Chapitre 45 - Yi

   Sacha a perdu connaissance pendant la téléportation.

   La porte de la maison abandonnée a été simple à forcer, un coup de pied a suffi. Vide total à l’intérieur. J’ai allongé Sacha sur le sol et m’agenouille à ses côtés. Elle est encore plus blanche que d’habitude. Elle ouvre à peine les yeux et alors que je prends son pouls, sa main agrippe fermement la mienne. La bouffée d’énergie lui permet d’ouvrir complètement les yeux. Elle geint de douleur.

   - Ça va aller. Reste avec moi. Ça va aller.

   Je ne sais pas quoi lui dire d’autre.
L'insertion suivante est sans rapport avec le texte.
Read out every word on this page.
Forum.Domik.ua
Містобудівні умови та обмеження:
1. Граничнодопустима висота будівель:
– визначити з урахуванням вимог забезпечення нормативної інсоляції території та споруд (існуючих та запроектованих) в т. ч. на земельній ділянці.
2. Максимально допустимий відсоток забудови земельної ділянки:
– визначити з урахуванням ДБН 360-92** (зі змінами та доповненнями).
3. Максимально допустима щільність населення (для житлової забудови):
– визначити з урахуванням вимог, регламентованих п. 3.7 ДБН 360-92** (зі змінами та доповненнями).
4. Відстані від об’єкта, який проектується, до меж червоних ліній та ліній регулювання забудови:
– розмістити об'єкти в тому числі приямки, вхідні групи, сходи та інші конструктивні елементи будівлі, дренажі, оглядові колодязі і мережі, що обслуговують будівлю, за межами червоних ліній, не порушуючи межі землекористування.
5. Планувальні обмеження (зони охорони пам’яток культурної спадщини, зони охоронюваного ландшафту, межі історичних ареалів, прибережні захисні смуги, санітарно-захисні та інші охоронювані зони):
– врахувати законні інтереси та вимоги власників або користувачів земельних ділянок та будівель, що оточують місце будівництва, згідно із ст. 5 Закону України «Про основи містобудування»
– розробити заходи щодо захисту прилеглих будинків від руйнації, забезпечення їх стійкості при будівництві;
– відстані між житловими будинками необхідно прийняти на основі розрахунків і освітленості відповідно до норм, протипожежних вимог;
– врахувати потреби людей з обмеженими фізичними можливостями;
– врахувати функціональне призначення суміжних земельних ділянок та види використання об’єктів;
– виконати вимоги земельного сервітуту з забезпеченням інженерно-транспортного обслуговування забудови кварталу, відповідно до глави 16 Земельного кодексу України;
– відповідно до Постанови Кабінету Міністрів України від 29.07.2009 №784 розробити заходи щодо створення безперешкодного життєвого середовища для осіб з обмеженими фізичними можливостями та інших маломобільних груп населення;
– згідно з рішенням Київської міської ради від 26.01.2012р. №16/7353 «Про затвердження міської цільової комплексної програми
J’ai l’impression de paniquer. Il faut que je me reprenne.

   Il faut que je m’occupe de Sacha.

   Je la force à me lâcher et j’enlève mon gilet. Son beau visage, couvert de sueur et de terre battue, se tord de douleur, mais son regard est empli de courage. Du bout des doigts, je repousse une mèche de son front et je laisse ma main sur sa joue quelques instants. Je me concentre pour lui transmettre toute l’énergie que je peux. Elle ferme les yeux et l’expression de son visage s’apaise un peu.

   Pendant qu’elle est forte de cette bouffée d’énergie, je soulève son tee-shirt au-dessus de son ventre. Je plie mon gilet, le pose sur la blessure et appuie pour essayer d’arrêter le saignement. Sacha se mord les lèvres pour ne pas crier. Sa main droite m’attrape le poignet et elle serre de toutes ses forces en plantant ses ongles dans ma peau.

   Elle a besoin d’énergie. Elle a besoin de notre énergie. Celle qui passe entre nous au moindre contact. Je la laisse me broyer le bras.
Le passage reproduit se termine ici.